Muddying the green waters

But environmentalists reject the idea that natural gas is needed as a bridge fuel. “This transitional mentality arguing in favor of ‘less bad’ energy sources could have worked a couple of decades ago,” says Jakop Dalunde, a Green MEP from Sweden. “But today, in a climate emergency, we have to have full focus on energy sources that are truly sustainable.”

Granting natural gas a “green stamp,” he adds, could divert money from investments in clean energy—a problem, given renewables capacity needs to expand by 12% ever year to stay on track for net zero at 2050, per the IEA. “This [taxonomy] is about the long-term future we want to encourage. Fossil fuels have no place there.”
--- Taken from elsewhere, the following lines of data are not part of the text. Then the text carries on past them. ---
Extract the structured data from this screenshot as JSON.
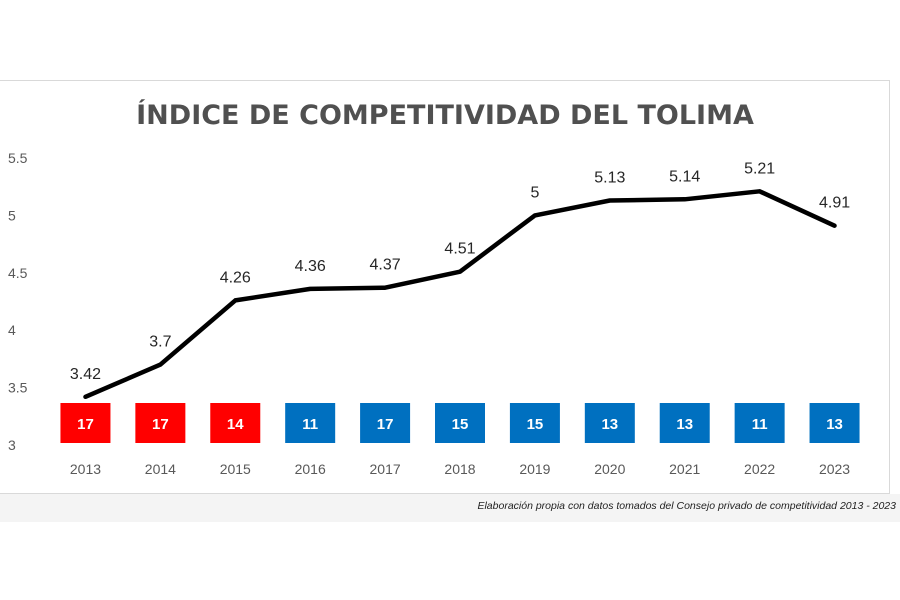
{
  "chart_data": {
    "type": "line",
    "title": "ÍNDICE DE COMPETITIVIDAD DEL TOLIMA",
    "xlabel": "",
    "ylabel": "",
    "x": [
      "2013",
      "2014",
      "2015",
      "2016",
      "2017",
      "2018",
      "2019",
      "2020",
      "2021",
      "2022",
      "2023"
    ],
    "values": [
      3.42,
      3.7,
      4.26,
      4.36,
      4.37,
      4.51,
      5,
      5.13,
      5.14,
      5.21,
      4.91
    ],
    "value_labels": [
      "3.42",
      "3.7",
      "4.26",
      "4.36",
      "4.37",
      "4.51",
      "5",
      "5.13",
      "5.14",
      "5.21",
      "4.91"
    ],
    "ylim": [
      3,
      5.5
    ],
    "yticks": [
      "3",
      "3.5",
      "4",
      "4.5",
      "5",
      "5.5"
    ],
    "ytick_values": [
      3,
      3.5,
      4,
      4.5,
      5,
      5.5
    ],
    "grid": false,
    "line_color": "#000000",
    "ranking_boxes": [
      {
        "label": "17",
        "color": "#ff0000"
      },
      {
        "label": "17",
        "color": "#ff0000"
      },
      {
        "label": "14",
        "color": "#ff0000"
      },
      {
        "label": "11",
        "color": "#0070c0"
      },
      {
        "label": "17",
        "color": "#0070c0"
      },
      {
        "label": "15",
        "color": "#0070c0"
      },
      {
        "label": "15",
        "color": "#0070c0"
      },
      {
        "label": "13",
        "color": "#0070c0"
      },
      {
        "label": "13",
        "color": "#0070c0"
      },
      {
        "label": "11",
        "color": "#0070c0"
      },
      {
        "label": "13",
        "color": "#0070c0"
      }
    ]
  },
  "caption": "Elaboración propia con datos tomados del Consejo privado de competitividad 2013 - 2023"
}
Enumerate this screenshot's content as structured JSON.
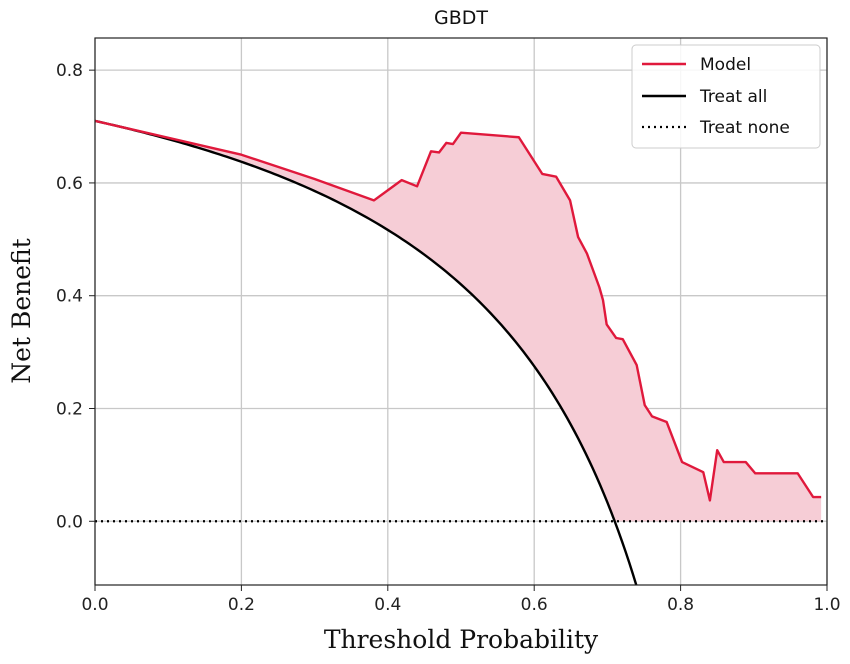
{
  "chart_data": {
    "type": "line",
    "title": "GBDT",
    "xlabel": "Threshold Probability",
    "ylabel": "Net Benefit",
    "xlim": [
      0.0,
      1.0
    ],
    "ylim": [
      -0.113,
      0.857
    ],
    "xticks": [
      "0.0",
      "0.2",
      "0.4",
      "0.6",
      "0.8",
      "1.0"
    ],
    "yticks": [
      "0.0",
      "0.2",
      "0.4",
      "0.6",
      "0.8"
    ],
    "grid": true,
    "legend_position": "top-right",
    "prevalence": 0.71,
    "series": [
      {
        "name": "Model",
        "color": "#e0193c",
        "style": "solid",
        "x": [
          0.0,
          0.16,
          0.2,
          0.3,
          0.381,
          0.419,
          0.44,
          0.459,
          0.47,
          0.48,
          0.489,
          0.5,
          0.579,
          0.611,
          0.63,
          0.649,
          0.66,
          0.672,
          0.689,
          0.694,
          0.699,
          0.712,
          0.721,
          0.74,
          0.751,
          0.761,
          0.781,
          0.802,
          0.831,
          0.84,
          0.85,
          0.859,
          0.889,
          0.902,
          0.96,
          0.981,
          0.992
        ],
        "y": [
          0.71,
          0.662,
          0.65,
          0.607,
          0.569,
          0.605,
          0.594,
          0.656,
          0.654,
          0.671,
          0.669,
          0.689,
          0.681,
          0.616,
          0.611,
          0.569,
          0.504,
          0.475,
          0.415,
          0.392,
          0.349,
          0.325,
          0.323,
          0.277,
          0.206,
          0.186,
          0.176,
          0.105,
          0.087,
          0.037,
          0.126,
          0.105,
          0.105,
          0.085,
          0.085,
          0.043,
          0.043
        ]
      },
      {
        "name": "Treat all",
        "color": "#000000",
        "style": "solid",
        "formula": "p - (1-p)*t/(1-t)"
      },
      {
        "name": "Treat none",
        "color": "#000000",
        "style": "dotted",
        "y_constant": 0.0
      }
    ],
    "fill_between": {
      "series": [
        "Model",
        "Treat all"
      ],
      "color": "#f6cdd6"
    }
  }
}
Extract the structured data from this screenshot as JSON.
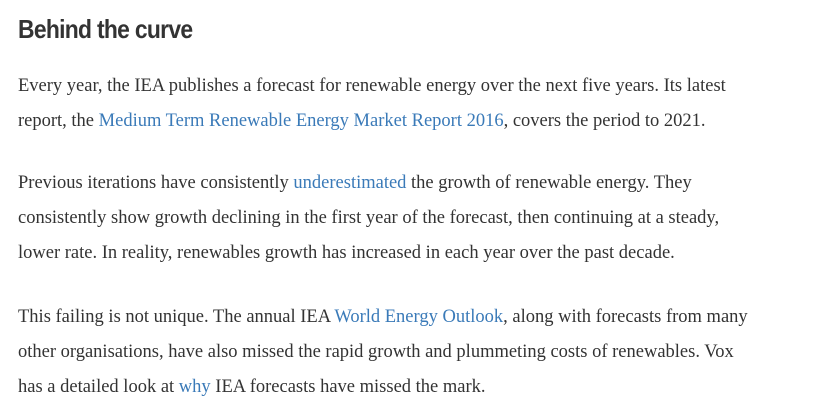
{
  "heading": "Behind the curve",
  "paragraphs": [
    {
      "lines": [
        [
          {
            "text": "Every year, the IEA publishes a forecast for renewable energy over the next five years. Its latest"
          }
        ],
        [
          {
            "text": "report, the "
          },
          {
            "text": "Medium Term Renewable Energy Market Report 2016",
            "link": true
          },
          {
            "text": ", covers the period to 2021."
          }
        ]
      ]
    },
    {
      "lines": [
        [
          {
            "text": "Previous iterations have consistently "
          },
          {
            "text": "underestimated",
            "link": true
          },
          {
            "text": " the growth of renewable energy. They"
          }
        ],
        [
          {
            "text": "consistently show growth declining in the first year of the forecast, then continuing at a steady,"
          }
        ],
        [
          {
            "text": "lower rate. In reality, renewables growth has increased in each year over the past decade."
          }
        ]
      ]
    },
    {
      "lines": [
        [
          {
            "text": "This failing is not unique. The annual IEA "
          },
          {
            "text": "World Energy Outlook",
            "link": true
          },
          {
            "text": ", along with forecasts from many"
          }
        ],
        [
          {
            "text": "other organisations, have also missed the rapid growth and plummeting costs of renewables. Vox"
          }
        ],
        [
          {
            "text": "has a detailed look at "
          },
          {
            "text": "why",
            "link": true
          },
          {
            "text": " IEA forecasts have missed the mark."
          }
        ]
      ]
    }
  ],
  "colors": {
    "text": "#333333",
    "link": "#3a7ab8",
    "background": "#ffffff"
  }
}
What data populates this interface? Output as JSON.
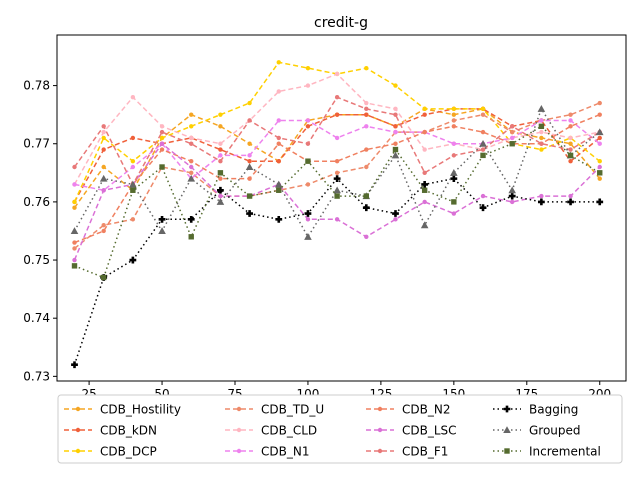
{
  "chart_data": {
    "type": "line",
    "title": "credit-g",
    "xlabel": "",
    "ylabel": "",
    "x": [
      20,
      30,
      40,
      50,
      60,
      70,
      80,
      90,
      100,
      110,
      120,
      130,
      140,
      150,
      160,
      170,
      180,
      190,
      200
    ],
    "xlim": [
      14,
      209
    ],
    "ylim": [
      0.7292,
      0.7887
    ],
    "xticks": [
      25,
      50,
      75,
      100,
      125,
      150,
      175,
      200
    ],
    "yticks": [
      0.73,
      0.74,
      0.75,
      0.76,
      0.77,
      0.78
    ],
    "xtick_labels": [
      "25",
      "50",
      "75",
      "100",
      "125",
      "150",
      "175",
      "200"
    ],
    "ytick_labels": [
      "0.73",
      "0.74",
      "0.75",
      "0.76",
      "0.77",
      "0.78"
    ],
    "grid": false,
    "legend_position": "below",
    "series": [
      {
        "name": "CDB_Hostility",
        "color": "#f5a623",
        "dash": "5,3",
        "marker": "circle",
        "values": [
          0.759,
          0.766,
          0.762,
          0.771,
          0.775,
          0.773,
          0.77,
          0.767,
          0.774,
          0.775,
          0.775,
          0.773,
          0.776,
          0.775,
          0.776,
          0.772,
          0.771,
          0.77,
          0.764
        ]
      },
      {
        "name": "CDB_kDN",
        "color": "#f0603a",
        "dash": "5,3",
        "marker": "circle",
        "values": [
          0.76,
          0.769,
          0.771,
          0.77,
          0.771,
          0.769,
          0.767,
          0.767,
          0.773,
          0.775,
          0.775,
          0.773,
          0.775,
          0.776,
          0.776,
          0.773,
          0.774,
          0.767,
          0.771
        ]
      },
      {
        "name": "CDB_DCP",
        "color": "#ffd000",
        "dash": "5,3",
        "marker": "circle",
        "values": [
          0.76,
          0.771,
          0.767,
          0.771,
          0.773,
          0.775,
          0.777,
          0.784,
          0.783,
          0.782,
          0.783,
          0.78,
          0.776,
          0.776,
          0.776,
          0.77,
          0.769,
          0.771,
          0.767
        ]
      },
      {
        "name": "CDB_TD_U",
        "color": "#ee8a6a",
        "dash": "5,3",
        "marker": "circle",
        "values": [
          0.752,
          0.756,
          0.757,
          0.766,
          0.765,
          0.761,
          0.761,
          0.762,
          0.763,
          0.765,
          0.766,
          0.772,
          0.772,
          0.774,
          0.775,
          0.772,
          0.774,
          0.775,
          0.777
        ]
      },
      {
        "name": "CDB_CLD",
        "color": "#ffb6c1",
        "dash": "5,3",
        "marker": "circle",
        "values": [
          0.763,
          0.772,
          0.778,
          0.773,
          0.771,
          0.77,
          0.774,
          0.779,
          0.78,
          0.782,
          0.777,
          0.776,
          0.769,
          0.77,
          0.769,
          0.771,
          0.772,
          0.771,
          0.772
        ]
      },
      {
        "name": "CDB_N1",
        "color": "#ee82ee",
        "dash": "5,3",
        "marker": "circle",
        "values": [
          0.763,
          0.762,
          0.766,
          0.77,
          0.764,
          0.768,
          0.768,
          0.774,
          0.774,
          0.771,
          0.773,
          0.772,
          0.772,
          0.77,
          0.77,
          0.771,
          0.774,
          0.774,
          0.77
        ]
      },
      {
        "name": "CDB_N2",
        "color": "#f08060",
        "dash": "5,3",
        "marker": "circle",
        "values": [
          0.753,
          0.755,
          0.763,
          0.769,
          0.767,
          0.764,
          0.764,
          0.77,
          0.767,
          0.767,
          0.769,
          0.77,
          0.772,
          0.773,
          0.772,
          0.77,
          0.77,
          0.773,
          0.775
        ]
      },
      {
        "name": "CDB_LSC",
        "color": "#da70d6",
        "dash": "5,3",
        "marker": "circle",
        "values": [
          0.75,
          0.762,
          0.763,
          0.77,
          0.766,
          0.761,
          0.761,
          0.763,
          0.757,
          0.757,
          0.754,
          0.757,
          0.76,
          0.758,
          0.761,
          0.76,
          0.761,
          0.761,
          0.766
        ]
      },
      {
        "name": "CDB_F1",
        "color": "#e87878",
        "dash": "5,3",
        "marker": "circle",
        "values": [
          0.766,
          0.773,
          0.763,
          0.772,
          0.77,
          0.767,
          0.774,
          0.771,
          0.77,
          0.778,
          0.776,
          0.775,
          0.765,
          0.768,
          0.769,
          0.773,
          0.77,
          0.769,
          0.772
        ]
      },
      {
        "name": "Bagging",
        "color": "#000000",
        "dash": "1.5,3",
        "marker": "plus",
        "values": [
          0.732,
          0.747,
          0.75,
          0.757,
          0.757,
          0.762,
          0.758,
          0.757,
          0.758,
          0.764,
          0.759,
          0.758,
          0.763,
          0.764,
          0.759,
          0.761,
          0.76,
          0.76,
          0.76
        ]
      },
      {
        "name": "Grouped",
        "color": "#666666",
        "dash": "1.5,3",
        "marker": "triangle",
        "values": [
          0.755,
          0.764,
          0.763,
          0.755,
          0.764,
          0.76,
          0.766,
          0.763,
          0.754,
          0.762,
          0.761,
          0.768,
          0.756,
          0.765,
          0.77,
          0.762,
          0.776,
          0.768,
          0.772
        ]
      },
      {
        "name": "Incremental",
        "color": "#556b2f",
        "dash": "1.5,3",
        "marker": "square",
        "values": [
          0.749,
          0.747,
          0.762,
          0.766,
          0.754,
          0.765,
          0.761,
          0.762,
          0.767,
          0.761,
          0.761,
          0.769,
          0.762,
          0.76,
          0.768,
          0.77,
          0.773,
          0.768,
          0.765
        ]
      }
    ]
  }
}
Though the taxonomy includes fairly stringent conditions for natural-gas projects to be classed as green, campaigners are concerned that it will be difficult to hold projects accountable for meeting them, says Tsvetelina Kuzmanova, a sustainable finance policy advisor at European climate think tank E3G. For example, power plants would need to switch to 100% low-carbon gases by 2035 under the rules, but the technology does not yet exist to run a gas power plant only with low carbon gases, so it is unclear how a gas project seeking green funding in the present would prove it can eventually do that.

Kuzmanova says that any expansion of natural gas poses a threat to the E.U.’s short-term goal on methane—a potent greenhouse gas with more than 80 times the near-term warming power of CO2—which is the main component of natural gas. At COP26, the U.N. climate conference last November, the E.U. pledged to cut its methane emissions by at least 30% from 2020 levels by 2030. Leaks from natural gas infrastructure are one major source of methane emissions, while the rest mostly come from agriculture. “Reducing natural gas infrastructure really should be the low-hanging fruit on methane,” Kuzmanova says.

Read more: Surf and Turf: How Seaweed Helps Cows Become Better Climate Citizens

The impact beyond Europe

Climate campaigners also worry about the wider signal that the move sends on the urgency of phasing out gas. The E.U. has presented itself as a climate leader for the world in recent years, says Marie Toussaint, a Green MEP from France. “If we then say natural gas can be a sustainable investment, the message that other countries get is that it’s still okay to keep producing gas for many years,” she says, adding that other governments may follow the E.U.’s example but fail to impose the same limiting conditions on gas investments.

Analysts say policy makers in South Korea followed the E.U.’s discussion closely when drafting their own sustainable energy taxonomy, published in December, which also classifies natural gas as a transitional fuel.

And, though the taxonomy is meant only as advice to the private sector, Toussaint says she sees its influence in other E.U. legislation that lawmakers are reviewing as part of the European Green Deal. The European Investment Bank also aligns its lending with the taxonomy.

For Dalunde, the Swedish MEP, a taxonomy that includes natural gas is a wasted opportunity to deliver the level of climate ambition the world urgently needs. “This taxonomy had the potential to be one of the most consequential decisions that we take on climate change, not only for Europe, but globally, because other nations will take inspiration from it,” says Dalunde. “It could have been a quiet revolution. But the inclusion of fossil gas would really undermine that.”